The National Health Information Infrastructure initiative seeks to improve the effectiveness, efficiency, and overall quality of health and healthcare. Its two goals are to achieve by 2014: (1) widespread adoption of electronic health records (EHRs), to replace paper records in doctors' offices, hospitals, and other care settings; and (2) creation of a National Health Information Network (NHIN). The aim is for EHRs to “interoperate” across the NHIN to allow clinicians to electronically share records with each other, payers, performance monitoring agencies, public health agencies, and consumers.
The U.S. Department of Health and Human Services, the Office of the National Coordinator for Health Information Technology, and the American Health Information Community (AHIC, a federally chartered advisory committee) intend for interoperable EHRs to realize several national healthcare policy goals: to reduce medical errors; to improve overall quality of care; and to produce greater value for healthcare expenditures. In other words, information technology is viewed as key to fixing major problems with U.S. healthcare.
Besides the technologic obstacles, challenges to realizing this vision include how best to use information technology to improve the population's health, patient care, and safety while at the same time protecting patient rights and privacy. Behavioral healthcare has an important role to play in this national discussion.
Sponsored by the Substance Abuse and Mental Health Services Administration (SAMHSA), the mission of the Behavioral Health Standards (BHS) Workgroup is to develop a core of experts and stakeholders on behavioral health standards who can effectively influence national EHR standard-setting processes to address the concerns of behavioral health stakeholders. The BHS Workgroup's most important national policy goal is developing EHR standards for behavioral healthcare providers. Its members include a mix of public and private organizations representing substance abuse prevention and treatment and mental health services, as well as behavioral health software vendors.
One of the BHS Workgroup's first challenges was to become involved with Health Level Seven (HL7). HL7 designs standards and definitions for interoperable EHRs (known as the HL7 EHR System Functional Model) applicable across a wide spectrum of healthcare settings. As the BHS Workgroup formed in 2005, its central purpose emerged: to ensure that the standards being developed not only include data elements critical to behavioral healthcare, but also allow for the exchange of EHRs consistent with federal patient confidentiality and privacy laws.
For example, under federal law any information that might be shared by a substance abuse treatment program requires patient consent, with a limited number of exceptions. Once shared by a program, the information may not be shared or redisclosed by the recipient unless patient consent is obtained again. Since HL7 uses a consensus-based process, the BHS Workgroup is collaborating with other constituencies to develop standards that support patient consent for sharing information.
Through the BHS Workgroup, SAMHSA is providing leadership in developing a behavioral health conformance certification profile, based on the HL7 EHR Functional Model. More than 100 experts are involved in the elaborate, consensus-based process. Once completed, it will be submitted to HL7 as a draft standard subject to a somewhat different HL7 consensus process. If consensus is reached, this profile may be used by organizations such as the Certification Commission for Healthcare Information Technology to certify electronic behavioral health record systems. The profile is expected to be structured so that variants can be derived to support different types of behavioral health providers' and care settings' needs, as well as to accommodate jurisdictions' laws and program requirements.

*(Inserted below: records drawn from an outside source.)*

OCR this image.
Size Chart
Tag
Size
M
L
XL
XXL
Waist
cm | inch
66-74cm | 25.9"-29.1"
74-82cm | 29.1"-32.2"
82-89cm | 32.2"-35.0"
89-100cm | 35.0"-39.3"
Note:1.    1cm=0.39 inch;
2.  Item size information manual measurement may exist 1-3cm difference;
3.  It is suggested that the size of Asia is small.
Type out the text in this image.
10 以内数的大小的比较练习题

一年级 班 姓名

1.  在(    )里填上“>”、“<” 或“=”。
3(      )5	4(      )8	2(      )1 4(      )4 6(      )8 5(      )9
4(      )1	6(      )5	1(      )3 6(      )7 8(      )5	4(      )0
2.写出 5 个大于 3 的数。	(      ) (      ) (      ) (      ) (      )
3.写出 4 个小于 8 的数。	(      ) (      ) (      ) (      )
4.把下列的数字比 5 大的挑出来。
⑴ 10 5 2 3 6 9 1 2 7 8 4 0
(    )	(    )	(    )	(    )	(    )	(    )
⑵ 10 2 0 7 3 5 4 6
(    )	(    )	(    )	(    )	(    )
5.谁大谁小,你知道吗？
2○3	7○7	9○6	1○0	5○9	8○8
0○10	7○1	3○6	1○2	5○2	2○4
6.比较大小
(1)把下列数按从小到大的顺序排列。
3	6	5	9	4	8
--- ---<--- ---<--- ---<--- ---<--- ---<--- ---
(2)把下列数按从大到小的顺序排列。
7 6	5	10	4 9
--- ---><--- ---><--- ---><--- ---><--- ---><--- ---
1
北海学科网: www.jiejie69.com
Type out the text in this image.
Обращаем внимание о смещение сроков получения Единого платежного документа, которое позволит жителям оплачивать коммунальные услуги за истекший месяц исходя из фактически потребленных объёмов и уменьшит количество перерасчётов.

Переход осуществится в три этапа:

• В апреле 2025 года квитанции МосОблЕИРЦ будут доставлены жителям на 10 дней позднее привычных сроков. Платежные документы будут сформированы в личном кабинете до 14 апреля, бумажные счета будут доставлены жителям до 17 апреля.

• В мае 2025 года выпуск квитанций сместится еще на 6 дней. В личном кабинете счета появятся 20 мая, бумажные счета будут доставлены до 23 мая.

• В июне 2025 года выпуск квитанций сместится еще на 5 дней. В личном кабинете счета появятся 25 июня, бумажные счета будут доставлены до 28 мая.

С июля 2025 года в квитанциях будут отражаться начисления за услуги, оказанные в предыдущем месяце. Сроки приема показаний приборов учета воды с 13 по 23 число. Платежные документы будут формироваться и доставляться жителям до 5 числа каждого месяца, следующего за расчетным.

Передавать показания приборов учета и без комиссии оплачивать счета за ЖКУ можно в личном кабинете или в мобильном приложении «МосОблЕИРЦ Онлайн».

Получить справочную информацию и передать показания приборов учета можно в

The BHS Workgroup also has initiated the Behavioral Health Domain Model Project within the HL7 Community Based Collaborative Care Special Interest Group (CBCC SIG). Simply put, the project is developing HL7 standards for messages, services, and documents for sharing behavioral health information. The goal is for the standards to achieve American National Standards Institute (ANSI) accreditation so they may be used in behavioral health EHR applications and reporting systems to support interoperable health information exchange.
In addition, the BHS Workgroup has provided resources and expertise to the CBCC SIG on privacy architecture standards. These standards enable a patient to request that the provider “mask” a procedure, drug, or condition when that information is recorded in an EHR so that only authorized providers or types of providers are able to access this information. Such instructions also may be applied to a subset of the patient's EHR based on the patient's directives. A patient can permit a provider to override masked information, and in an emergency the provider may be able to override the mask without the patient's consent as long as the provider documents acceptable reasons and an audit trail is kept.
The consent standards advanced by the BHS Workgroup originally were developed to support the Canadian Infoway Privacy Architecture, the set of system specifications required to support the exchange of interoperable EHRs in accordance with applicable Canadian privacy laws. They are of interest to the U.S. behavioral health community because they support federal patient consent requirements for limiting disclosures from substance abuse programs. The BHS Workgroup would like to see these specifications considered by the AHIC Confidentiality, Privacy, and Security Workgroup and the ANSI-sponsored Health Information Technology Standards Panel's Privacy and Security Workgroup.